A well thought out transaction checklist prepared early in a transaction (at the latest when primary transaction documents are agreed) will allow a lawyer to spot logistical, commercial and other issues well in advance of the closing.  It will also provide a central location for keeping track of the status of the checklist items, developments and changes in the transaction and any other ideas and thoughts relevant to the closing of the transaction.  A checklist is also a great way to share information among the lawyers and paralegals on a deal.

When I see a young lawyer or paralegal overwhelmed with the logistics of an upcoming closing my advice is usually something like this:  “After the transaction documents are signed, closing a deal is relatively easy.  Make a detailed list of all the things that need to get done for the deal to close, and then make sure each item gets done.  That’s it.  Look at each item on the list at least once every day and ask yourself ‘what can I do to move this item forward right now?’ and then do it.  Closing a deal involves a finite number of steps; you just need to identify them and make sure they get done.”

Here’s a link to a New Yorker article about checklists.  The article is about the use of checklists in the medical profession, which use is unfortunately not as prevalent as you may expect (and hope).  (The article also has an interesting discussion of the introduction of checklists for pilots.)  Below is an excerpt about a medical checklist:

“In 2001, though, a critical-care specialist at Johns Hopkins Hospital named Peter Pronovost decided to give it a try. He didn’t attempt to make the checklist cover everything; he designed it to tackle just one problem, the one that nearly killed Anthony DeFilippo: line infections. On a sheet of plain paper, he plotted out the steps to take in order to avoid infections when putting a line in. Doctors are supposed to (1) wash their hands with soap, (2) clean the patient’s skin with chlorhexidine antiseptic, (3) put sterile drapes over the entire patient, (4) wear a sterile mask, hat, gown, and gloves, and (5) put a sterile dressing over the catheter site once the line is in. Check, check, check, check, check. These steps are no-brainers; they have been known and taught for years. So it seemed silly to make a checklist just for them. Still, Pronovost asked the nurses in his I.C.U. to observe the doctors for a month as they put lines into patients, and record how often they completed each step. In more than a third of patients, they skipped at least one.
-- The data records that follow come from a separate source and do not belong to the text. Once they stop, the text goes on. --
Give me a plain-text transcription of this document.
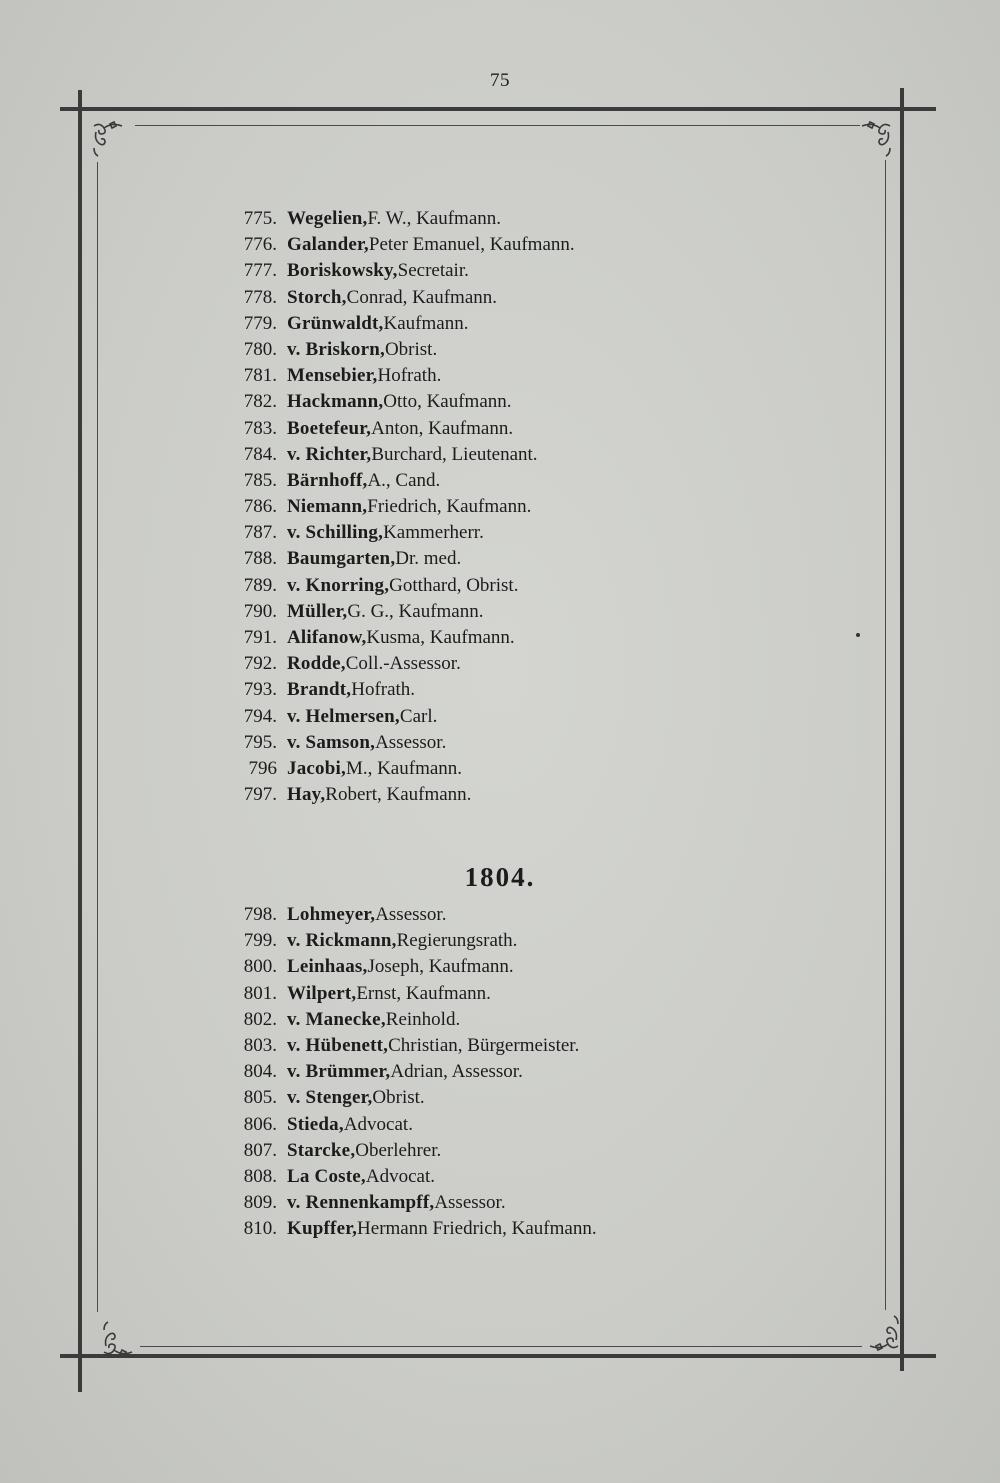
75
775. Wegelien, F. W., Kaufmann.
776. Galander, Peter Emanuel, Kaufmann.
777. Boriskowsky, Secretair.
778. Storch, Conrad, Kaufmann.
779. Grünwaldt, Kaufmann.
780. v. Briskorn, Obrist.
781. Mensebier, Hofrath.
782. Hackmann, Otto, Kaufmann.
783. Boetefeur, Anton, Kaufmann.
784. v. Richter, Burchard, Lieutenant.
785. Bärnhoff, A., Cand.
786. Niemann, Friedrich, Kaufmann.
787. v. Schilling, Kammerherr.
788. Baumgarten, Dr. med.
789. v. Knorring, Gotthard, Obrist.
790. Müller, G. G., Kaufmann.
791. Alifanow, Kusma, Kaufmann.
792. Rodde, Coll.-Assessor.
793. Brandt, Hofrath.
794. v. Helmersen, Carl.
795. v. Samson, Assessor.
796 Jacobi, M., Kaufmann.
797. Hay, Robert, Kaufmann.
1804.
798. Lohmeyer, Assessor.
799. v. Rickmann, Regierungsrath.
800. Leinhaas, Joseph, Kaufmann.
801. Wilpert, Ernst, Kaufmann.
802. v. Manecke, Reinhold.
803. v. Hübenett, Christian, Bürgermeister.
804. v. Brümmer, Adrian, Assessor.
805. v. Stenger, Obrist.
806. Stieda, Advocat.
807. Starcke, Oberlehrer.
808. La Coste, Advocat.
809. v. Rennenkampff, Assessor.
810. Kupffer, Hermann Friedrich, Kaufmann.
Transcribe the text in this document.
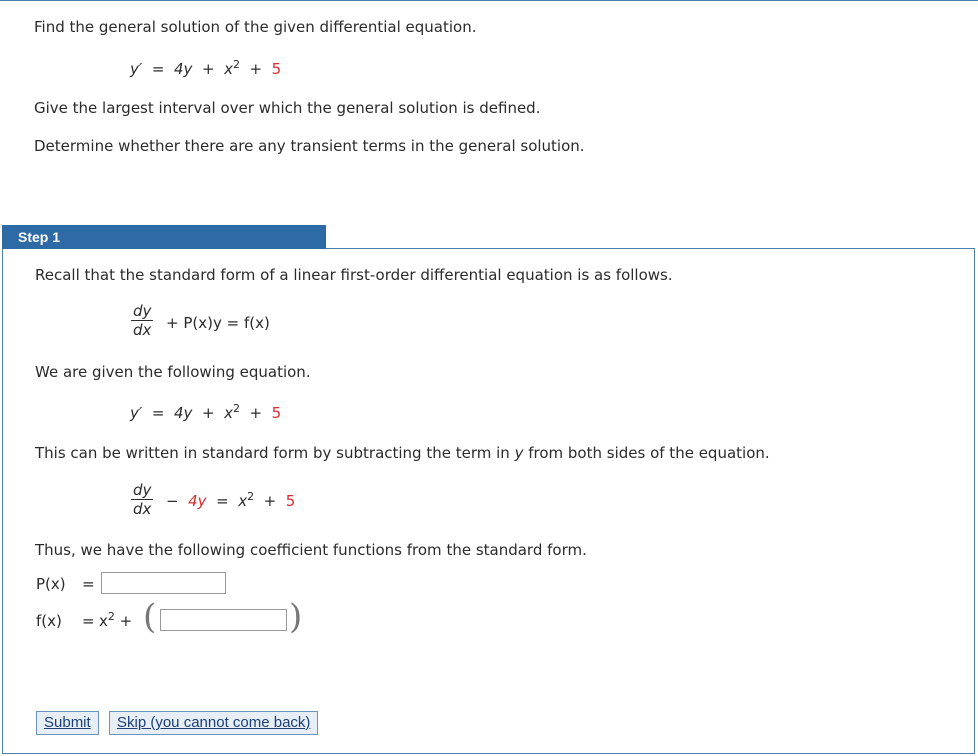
Find the general solution of the given differential equation.
$y' = 4y + x^2 + 5$
Give the largest interval over which the general solution is defined.
Determine whether there are any transient terms in the general solution.
Step 1
Recall that the standard form of a linear first-order differential equation is as follows.
dy
dx + P(x)y = f(x)
We are given the following equation.
$y' = 4y + x^2 + 5$
This can be written in standard form by subtracting the term in y from both sides of the equation.
dy
dx − $4y = x^2 + 5$
Thus, we have the following coefficient functions from the standard form.
P(x) =
$f(x) = x^2$ + (	)
Submit	Skip (you cannot come back)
“The next month, he and his team persuaded the hospital administration to authorize nurses to stop doctors if they saw them skipping a step on the checklist; nurses were also to ask them each day whether any lines ought to be removed, so as not to leave them in longer than necessary. This was revolutionary. Nurses have always had their ways of nudging a doctor into doing the right thing, ranging from the gentle reminder (“Um, did you forget to put on your mask, doctor?”) to more forceful methods (I’ve had a nurse bodycheck me when she thought I hadn’t put enough drapes on a patient). But many nurses aren’t sure whether this is their place, or whether a given step is worth a confrontation. (Does it really matter whether a patient’s legs are draped for a line going into the chest?) The new rule made it clear: if doctors didn’t follow every step on the checklist, the nurses would have backup from the administration to intervene.

“Pronovost and his colleagues monitored what happened for a year afterward. The results were so dramatic that they weren’t sure whether to believe them: the ten-day line-infection rate went from eleven per cent to zero. So they followed patients for fifteen more months. Only two line infections occurred during the entire period. They calculated that, in this one hospital, the checklist had prevented forty-three infections and eight deaths, and saved two million dollars in costs.”

I’ll come back to this topic later and discuss checklists for other legal tasks, like document review.